Bupa suffered a £427m loss in 2022, reversing a £423m profit in 2021, driven by a £646m write-down in its UK dental operation as it struggled with workforce recruitment and retention and inflation.
A further £90m write-down in its UK care services businesses, along with regulatory and judicial rulings issues in Chile and increasing mandatory staffing requirements for care homes in Australia, took the total to £1bn.
Without the impairments underlying profit rose by 43% to £575m as the number of lives covered by health insurance grew by two million worldwide.
UK, Global and Dental
The health insurer reported growing customer numbers and revenues in its UK health insurance business – adding more than 275,000 members across private medical insurance (PMI), health trusts, dental plans and cash plans, taking it past three million.
However, Bupa Global lost 50,000 members of its international private medical insurance (IPMI) products – with coverage down to 460,000 members from 510,000 at the end of 2021.

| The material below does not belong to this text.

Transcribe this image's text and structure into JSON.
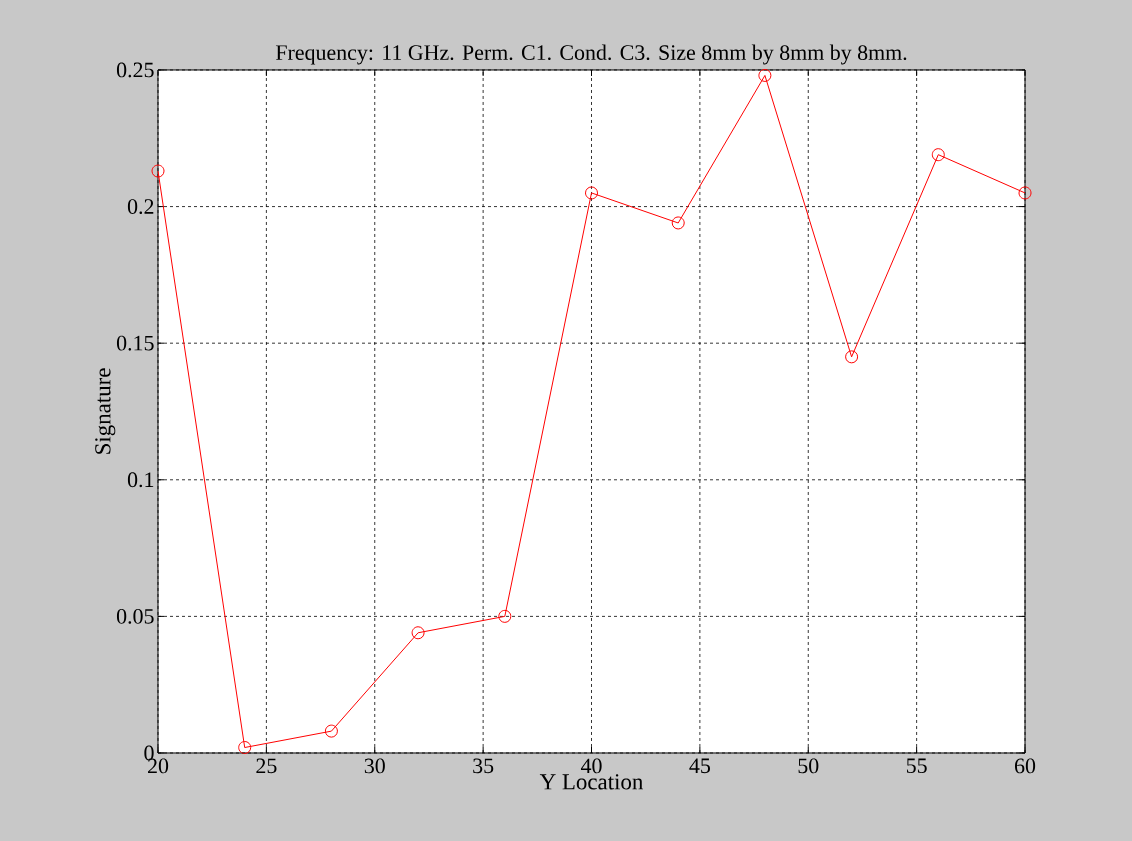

Revenue in the Bupa Global and UK operation was up 9% to £3.75bn but underlying profit decreased by 58% to £25m, largely as a result of the impairments in the dental business.

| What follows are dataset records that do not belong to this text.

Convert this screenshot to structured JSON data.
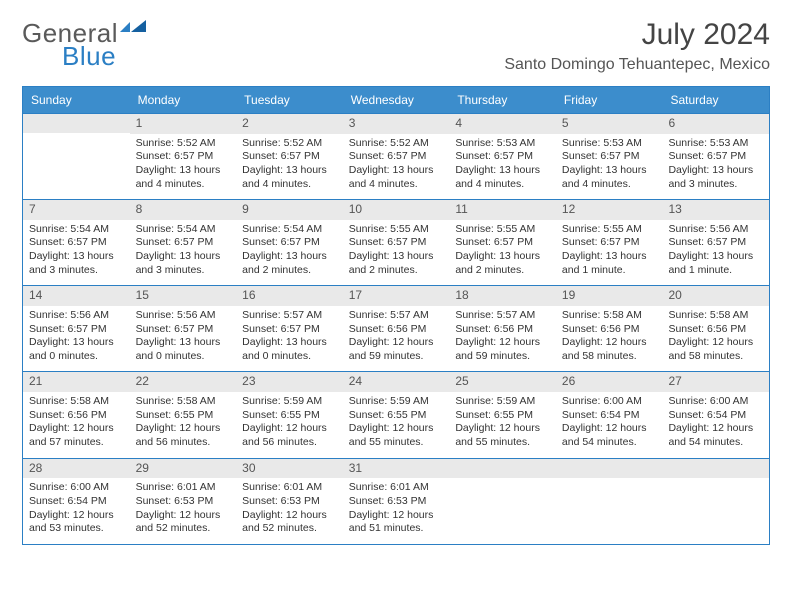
{
  "logo": {
    "text1": "General",
    "text2": "Blue"
  },
  "title": "July 2024",
  "location": "Santo Domingo Tehuantepec, Mexico",
  "colors": {
    "header_bg": "#3c8dcc",
    "header_text": "#ffffff",
    "border": "#2b7fc4",
    "daynum_bg": "#e9e9e9",
    "text": "#333333",
    "logo_gray": "#5a5a5a",
    "logo_blue": "#2b7fc4"
  },
  "daysOfWeek": [
    "Sunday",
    "Monday",
    "Tuesday",
    "Wednesday",
    "Thursday",
    "Friday",
    "Saturday"
  ],
  "startOffset": 1,
  "daysInMonth": 31,
  "days": {
    "1": {
      "sunrise": "5:52 AM",
      "sunset": "6:57 PM",
      "daylight": "13 hours and 4 minutes."
    },
    "2": {
      "sunrise": "5:52 AM",
      "sunset": "6:57 PM",
      "daylight": "13 hours and 4 minutes."
    },
    "3": {
      "sunrise": "5:52 AM",
      "sunset": "6:57 PM",
      "daylight": "13 hours and 4 minutes."
    },
    "4": {
      "sunrise": "5:53 AM",
      "sunset": "6:57 PM",
      "daylight": "13 hours and 4 minutes."
    },
    "5": {
      "sunrise": "5:53 AM",
      "sunset": "6:57 PM",
      "daylight": "13 hours and 4 minutes."
    },
    "6": {
      "sunrise": "5:53 AM",
      "sunset": "6:57 PM",
      "daylight": "13 hours and 3 minutes."
    },
    "7": {
      "sunrise": "5:54 AM",
      "sunset": "6:57 PM",
      "daylight": "13 hours and 3 minutes."
    },
    "8": {
      "sunrise": "5:54 AM",
      "sunset": "6:57 PM",
      "daylight": "13 hours and 3 minutes."
    },
    "9": {
      "sunrise": "5:54 AM",
      "sunset": "6:57 PM",
      "daylight": "13 hours and 2 minutes."
    },
    "10": {
      "sunrise": "5:55 AM",
      "sunset": "6:57 PM",
      "daylight": "13 hours and 2 minutes."
    },
    "11": {
      "sunrise": "5:55 AM",
      "sunset": "6:57 PM",
      "daylight": "13 hours and 2 minutes."
    },
    "12": {
      "sunrise": "5:55 AM",
      "sunset": "6:57 PM",
      "daylight": "13 hours and 1 minute."
    },
    "13": {
      "sunrise": "5:56 AM",
      "sunset": "6:57 PM",
      "daylight": "13 hours and 1 minute."
    },
    "14": {
      "sunrise": "5:56 AM",
      "sunset": "6:57 PM",
      "daylight": "13 hours and 0 minutes."
    },
    "15": {
      "sunrise": "5:56 AM",
      "sunset": "6:57 PM",
      "daylight": "13 hours and 0 minutes."
    },
    "16": {
      "sunrise": "5:57 AM",
      "sunset": "6:57 PM",
      "daylight": "13 hours and 0 minutes."
    },
    "17": {
      "sunrise": "5:57 AM",
      "sunset": "6:56 PM",
      "daylight": "12 hours and 59 minutes."
    },
    "18": {
      "sunrise": "5:57 AM",
      "sunset": "6:56 PM",
      "daylight": "12 hours and 59 minutes."
    },
    "19": {
      "sunrise": "5:58 AM",
      "sunset": "6:56 PM",
      "daylight": "12 hours and 58 minutes."
    },
    "20": {
      "sunrise": "5:58 AM",
      "sunset": "6:56 PM",
      "daylight": "12 hours and 58 minutes."
    },
    "21": {
      "sunrise": "5:58 AM",
      "sunset": "6:56 PM",
      "daylight": "12 hours and 57 minutes."
    },
    "22": {
      "sunrise": "5:58 AM",
      "sunset": "6:55 PM",
      "daylight": "12 hours and 56 minutes."
    },
    "23": {
      "sunrise": "5:59 AM",
      "sunset": "6:55 PM",
      "daylight": "12 hours and 56 minutes."
    },
    "24": {
      "sunrise": "5:59 AM",
      "sunset": "6:55 PM",
      "daylight": "12 hours and 55 minutes."
    },
    "25": {
      "sunrise": "5:59 AM",
      "sunset": "6:55 PM",
      "daylight": "12 hours and 55 minutes."
    },
    "26": {
      "sunrise": "6:00 AM",
      "sunset": "6:54 PM",
      "daylight": "12 hours and 54 minutes."
    },
    "27": {
      "sunrise": "6:00 AM",
      "sunset": "6:54 PM",
      "daylight": "12 hours and 54 minutes."
    },
    "28": {
      "sunrise": "6:00 AM",
      "sunset": "6:54 PM",
      "daylight": "12 hours and 53 minutes."
    },
    "29": {
      "sunrise": "6:01 AM",
      "sunset": "6:53 PM",
      "daylight": "12 hours and 52 minutes."
    },
    "30": {
      "sunrise": "6:01 AM",
      "sunset": "6:53 PM",
      "daylight": "12 hours and 52 minutes."
    },
    "31": {
      "sunrise": "6:01 AM",
      "sunset": "6:53 PM",
      "daylight": "12 hours and 51 minutes."
    }
  },
  "labels": {
    "sunrise": "Sunrise:",
    "sunset": "Sunset:",
    "daylight": "Daylight:"
  }
}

Gross written premiums in this region grew by £313m (13%) to £2.64bn, according to the results.
Bupa noted: “For our largest line of business, health insurance, underlying profit increased from good customer growth, alongside both premium increases and careful cost management, which broadly offset higher claims and operating costs caused by the inflationary environment.”

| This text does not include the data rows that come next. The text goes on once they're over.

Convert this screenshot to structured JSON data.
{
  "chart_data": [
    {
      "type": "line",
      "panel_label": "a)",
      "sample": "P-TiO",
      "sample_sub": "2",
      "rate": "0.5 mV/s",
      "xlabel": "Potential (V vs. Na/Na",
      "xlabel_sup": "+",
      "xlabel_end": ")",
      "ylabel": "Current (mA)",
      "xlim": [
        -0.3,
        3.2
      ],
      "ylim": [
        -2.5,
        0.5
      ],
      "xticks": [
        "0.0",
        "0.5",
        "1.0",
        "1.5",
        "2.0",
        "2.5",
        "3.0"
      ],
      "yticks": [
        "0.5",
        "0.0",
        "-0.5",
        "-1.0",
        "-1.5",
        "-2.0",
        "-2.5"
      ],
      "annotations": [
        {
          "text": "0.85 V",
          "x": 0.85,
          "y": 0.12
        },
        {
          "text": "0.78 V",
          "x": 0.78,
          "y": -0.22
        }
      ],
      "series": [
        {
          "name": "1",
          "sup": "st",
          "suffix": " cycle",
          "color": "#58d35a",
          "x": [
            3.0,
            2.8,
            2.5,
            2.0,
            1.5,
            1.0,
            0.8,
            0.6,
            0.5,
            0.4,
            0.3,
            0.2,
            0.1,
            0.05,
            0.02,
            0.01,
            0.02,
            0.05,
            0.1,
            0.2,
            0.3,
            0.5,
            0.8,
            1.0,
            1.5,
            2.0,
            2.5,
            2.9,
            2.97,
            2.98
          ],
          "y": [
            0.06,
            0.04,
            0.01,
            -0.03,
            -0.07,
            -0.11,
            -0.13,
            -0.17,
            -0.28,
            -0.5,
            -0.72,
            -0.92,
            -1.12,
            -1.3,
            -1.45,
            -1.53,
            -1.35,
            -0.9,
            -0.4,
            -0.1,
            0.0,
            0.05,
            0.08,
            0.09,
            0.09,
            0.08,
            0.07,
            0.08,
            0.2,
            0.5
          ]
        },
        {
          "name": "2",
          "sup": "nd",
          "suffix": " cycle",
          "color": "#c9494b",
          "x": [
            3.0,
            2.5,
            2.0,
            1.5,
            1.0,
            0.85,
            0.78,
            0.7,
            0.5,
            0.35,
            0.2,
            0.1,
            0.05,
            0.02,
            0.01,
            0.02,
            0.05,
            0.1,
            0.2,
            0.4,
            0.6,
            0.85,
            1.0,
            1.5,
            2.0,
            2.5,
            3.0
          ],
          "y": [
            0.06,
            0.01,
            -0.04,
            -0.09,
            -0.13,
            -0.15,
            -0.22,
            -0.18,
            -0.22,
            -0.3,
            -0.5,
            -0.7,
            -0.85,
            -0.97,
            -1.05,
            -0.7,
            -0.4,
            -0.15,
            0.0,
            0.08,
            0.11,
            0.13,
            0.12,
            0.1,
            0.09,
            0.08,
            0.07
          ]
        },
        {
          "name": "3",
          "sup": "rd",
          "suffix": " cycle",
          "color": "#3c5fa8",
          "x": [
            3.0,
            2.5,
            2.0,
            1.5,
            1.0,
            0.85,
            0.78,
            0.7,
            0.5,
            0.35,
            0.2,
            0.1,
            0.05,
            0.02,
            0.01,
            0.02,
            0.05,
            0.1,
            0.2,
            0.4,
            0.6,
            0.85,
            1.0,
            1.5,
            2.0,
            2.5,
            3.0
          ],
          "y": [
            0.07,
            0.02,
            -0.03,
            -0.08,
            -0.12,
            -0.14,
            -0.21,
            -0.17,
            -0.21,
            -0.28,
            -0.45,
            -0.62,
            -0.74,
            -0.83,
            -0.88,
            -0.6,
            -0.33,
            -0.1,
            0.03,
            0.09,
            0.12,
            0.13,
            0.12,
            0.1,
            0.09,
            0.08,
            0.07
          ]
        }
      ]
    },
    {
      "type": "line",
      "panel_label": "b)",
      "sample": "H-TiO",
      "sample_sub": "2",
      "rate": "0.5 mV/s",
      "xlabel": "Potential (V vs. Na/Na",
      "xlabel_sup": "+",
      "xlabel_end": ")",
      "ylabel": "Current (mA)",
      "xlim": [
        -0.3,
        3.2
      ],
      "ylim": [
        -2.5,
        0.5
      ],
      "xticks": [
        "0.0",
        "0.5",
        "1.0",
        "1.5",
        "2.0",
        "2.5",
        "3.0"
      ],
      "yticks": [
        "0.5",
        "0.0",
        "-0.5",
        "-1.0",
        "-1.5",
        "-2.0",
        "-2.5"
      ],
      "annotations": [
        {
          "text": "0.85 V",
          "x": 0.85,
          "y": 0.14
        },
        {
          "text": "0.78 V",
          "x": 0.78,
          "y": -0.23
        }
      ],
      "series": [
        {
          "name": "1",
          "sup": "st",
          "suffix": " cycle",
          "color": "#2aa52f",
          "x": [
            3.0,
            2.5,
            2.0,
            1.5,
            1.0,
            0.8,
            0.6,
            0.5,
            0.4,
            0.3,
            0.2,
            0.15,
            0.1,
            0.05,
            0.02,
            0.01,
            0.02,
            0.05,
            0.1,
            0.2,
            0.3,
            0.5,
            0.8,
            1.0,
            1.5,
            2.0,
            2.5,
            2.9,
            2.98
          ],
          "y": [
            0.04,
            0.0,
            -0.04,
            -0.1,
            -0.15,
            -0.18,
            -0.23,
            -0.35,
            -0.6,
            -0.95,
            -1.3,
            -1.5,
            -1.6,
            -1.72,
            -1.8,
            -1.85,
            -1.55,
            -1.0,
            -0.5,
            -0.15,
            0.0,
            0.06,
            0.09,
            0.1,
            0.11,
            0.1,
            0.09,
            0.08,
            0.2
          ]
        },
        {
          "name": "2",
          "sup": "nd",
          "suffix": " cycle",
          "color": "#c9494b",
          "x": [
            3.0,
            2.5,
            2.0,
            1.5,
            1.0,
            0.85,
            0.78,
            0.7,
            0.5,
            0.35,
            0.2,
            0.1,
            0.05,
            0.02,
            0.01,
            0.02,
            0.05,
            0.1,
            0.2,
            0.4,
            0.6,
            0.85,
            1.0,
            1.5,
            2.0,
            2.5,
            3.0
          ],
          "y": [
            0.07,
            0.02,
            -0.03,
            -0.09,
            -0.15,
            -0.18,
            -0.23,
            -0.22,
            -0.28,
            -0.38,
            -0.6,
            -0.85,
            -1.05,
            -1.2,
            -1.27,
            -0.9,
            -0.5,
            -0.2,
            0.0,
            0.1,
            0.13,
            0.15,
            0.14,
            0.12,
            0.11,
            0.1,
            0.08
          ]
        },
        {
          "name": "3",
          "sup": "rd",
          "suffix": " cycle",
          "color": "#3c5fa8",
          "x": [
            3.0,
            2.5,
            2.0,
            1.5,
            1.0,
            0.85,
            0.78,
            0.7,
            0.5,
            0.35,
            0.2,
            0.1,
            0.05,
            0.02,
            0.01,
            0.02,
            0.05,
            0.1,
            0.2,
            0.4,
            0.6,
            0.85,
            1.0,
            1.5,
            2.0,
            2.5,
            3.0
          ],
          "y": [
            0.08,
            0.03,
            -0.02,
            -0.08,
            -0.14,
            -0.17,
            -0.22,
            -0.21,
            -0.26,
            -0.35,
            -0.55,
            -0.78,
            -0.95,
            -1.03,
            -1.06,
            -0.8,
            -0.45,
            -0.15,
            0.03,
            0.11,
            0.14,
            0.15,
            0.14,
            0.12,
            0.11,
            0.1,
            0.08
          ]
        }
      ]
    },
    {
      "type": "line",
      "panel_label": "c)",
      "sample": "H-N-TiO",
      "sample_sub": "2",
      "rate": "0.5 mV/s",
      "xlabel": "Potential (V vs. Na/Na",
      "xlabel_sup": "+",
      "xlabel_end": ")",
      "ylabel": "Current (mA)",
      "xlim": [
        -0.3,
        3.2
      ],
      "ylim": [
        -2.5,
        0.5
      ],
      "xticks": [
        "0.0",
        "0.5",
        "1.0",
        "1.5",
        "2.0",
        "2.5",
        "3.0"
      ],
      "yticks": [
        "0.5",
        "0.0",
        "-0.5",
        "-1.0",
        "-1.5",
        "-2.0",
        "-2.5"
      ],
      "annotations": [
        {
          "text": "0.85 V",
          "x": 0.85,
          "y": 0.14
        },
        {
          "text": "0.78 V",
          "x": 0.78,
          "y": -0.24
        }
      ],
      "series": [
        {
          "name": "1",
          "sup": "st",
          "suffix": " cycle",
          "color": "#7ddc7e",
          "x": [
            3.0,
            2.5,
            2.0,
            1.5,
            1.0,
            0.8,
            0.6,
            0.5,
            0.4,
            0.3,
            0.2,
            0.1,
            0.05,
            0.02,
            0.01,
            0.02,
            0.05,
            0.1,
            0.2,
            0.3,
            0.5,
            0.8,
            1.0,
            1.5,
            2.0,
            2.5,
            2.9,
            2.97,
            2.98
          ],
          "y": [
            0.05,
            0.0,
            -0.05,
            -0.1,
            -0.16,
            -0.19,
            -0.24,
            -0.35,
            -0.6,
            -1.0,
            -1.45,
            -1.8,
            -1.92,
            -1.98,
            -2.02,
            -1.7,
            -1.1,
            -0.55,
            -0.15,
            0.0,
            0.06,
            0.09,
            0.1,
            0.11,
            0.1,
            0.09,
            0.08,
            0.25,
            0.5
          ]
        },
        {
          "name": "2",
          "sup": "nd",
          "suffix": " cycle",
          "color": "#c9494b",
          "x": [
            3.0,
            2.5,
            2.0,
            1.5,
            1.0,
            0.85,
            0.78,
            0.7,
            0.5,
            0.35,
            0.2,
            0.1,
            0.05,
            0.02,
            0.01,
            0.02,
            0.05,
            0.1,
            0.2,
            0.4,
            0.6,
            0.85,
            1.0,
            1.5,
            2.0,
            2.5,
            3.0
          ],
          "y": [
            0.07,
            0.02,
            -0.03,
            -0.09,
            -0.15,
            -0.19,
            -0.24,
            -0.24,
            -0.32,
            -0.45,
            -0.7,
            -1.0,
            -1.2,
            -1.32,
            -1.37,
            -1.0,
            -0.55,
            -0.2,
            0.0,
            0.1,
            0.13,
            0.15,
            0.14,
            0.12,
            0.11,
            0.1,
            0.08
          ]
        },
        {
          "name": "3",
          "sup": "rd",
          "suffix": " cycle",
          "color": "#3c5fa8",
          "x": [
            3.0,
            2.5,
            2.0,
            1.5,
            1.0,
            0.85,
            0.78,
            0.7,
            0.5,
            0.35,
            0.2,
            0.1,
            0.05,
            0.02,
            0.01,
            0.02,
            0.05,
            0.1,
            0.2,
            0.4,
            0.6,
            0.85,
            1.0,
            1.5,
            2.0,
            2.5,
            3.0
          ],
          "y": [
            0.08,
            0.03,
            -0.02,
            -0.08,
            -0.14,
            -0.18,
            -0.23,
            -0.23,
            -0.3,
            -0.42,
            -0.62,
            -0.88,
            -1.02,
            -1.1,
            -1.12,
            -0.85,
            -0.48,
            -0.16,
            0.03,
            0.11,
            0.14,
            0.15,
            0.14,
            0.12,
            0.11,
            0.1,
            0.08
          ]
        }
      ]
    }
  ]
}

It added that Bupa Global revenue and underlying profit increased “as a result of strong customer retention and new business sales, cost management and improved loss ratios due to pricing action”.
The insurer said it was developing propositions and product variants here “which responded to distinct local needs”, while implementing new claims adjudication and healthcare management systems.
However, the issues in the UK dental operation hit final figures hard, with several factors including workforce and inflation combining to worsen its outlook.
Bupa noted the £646m write-down was due to below target recruitment and retention of clinicians, combined with increased wage and energy costs, during the second half of 2022 that were set to hit cash flows.
Worldwide business
Overall, revenue in all health insurance operations was up 7% as customer numbers increased and as premiums rose to address global inflation, although Bupa said it “sought to manage costs for customers as much as possible.”
Total gross written premiums rose by £802m (8.6%) to £10.03bn from £9.23bn in 2021.
It added revenue growth was partially offset by cash returns to customers and premium increase deferrals in the Australian health insurance business after the commitment to not benefit from Covid-19.
Insurance customer growth of 8% represented nearly one million more lives covered driven by strong growth in the UK and continued growth in Australian, Polish, Turkish, Spanish and Brazilian businesses.
This growth increased to 16% when including its associate businesses, and the impacts of Covid-19 subsided in most markets but persisted in parts of Asia Pacific.
Good organic growth
Bupa said the results reflected continuing good organic growth across many of its insurance businesses and increased activity in health provision businesses to meet increasing customer demand.
“These results were offset by ongoing challenges in workforce availability across several markets, particularly in UK Dental,” it said.
“During 2022, global inflation rose sharply resulting in higher central bank interest rates, leading to increased cost of capital which reduces the valuation of business units for impairment testing,” it added.
There were asset impairments across goodwill, other intangibles and tangible assets during the second half of the year totalling £1bn.
“The material business unit impairments were UK Dental (£646m), Bupa Chile (£161m), BVAC Australia (£103m) and UK Care Services (£90m). These were the result of macroeconomic, and in some cases, sectoral and operational factors,” it added.
Bupa Chile’s loss was driven by forecasts reflecting the judicial and regulatory action taking place in the country around private healthcare.
Meanwhile the Bupa Villages and Aged Care Australia loss was due to future cash flows being affected by lower occupancy and higher future staff costs expected from implementing minimum mandatory care minutes for residents.
‘Issues to fix’
Group CEO Iñaki Ereño said the results demonstrated positive underlying performance in a challenging economic environment and reflected the rising demand for healthcare across all markets.
“We are transforming Bupa worldwide with a focus on digitalisation and customer service, and good organic customer growth demonstrates how our customers see the value of our services, even in a cost-constrained environment,” he said.
“Significant goodwill impairments show that our businesses are not immune from macro-economic challenges and that we also have issues to fix in some businesses.
“We are encouraged by the quality of the growth across multiple businesses as they transform, while we continue to deliver quality and accessible healthcare for our customers.”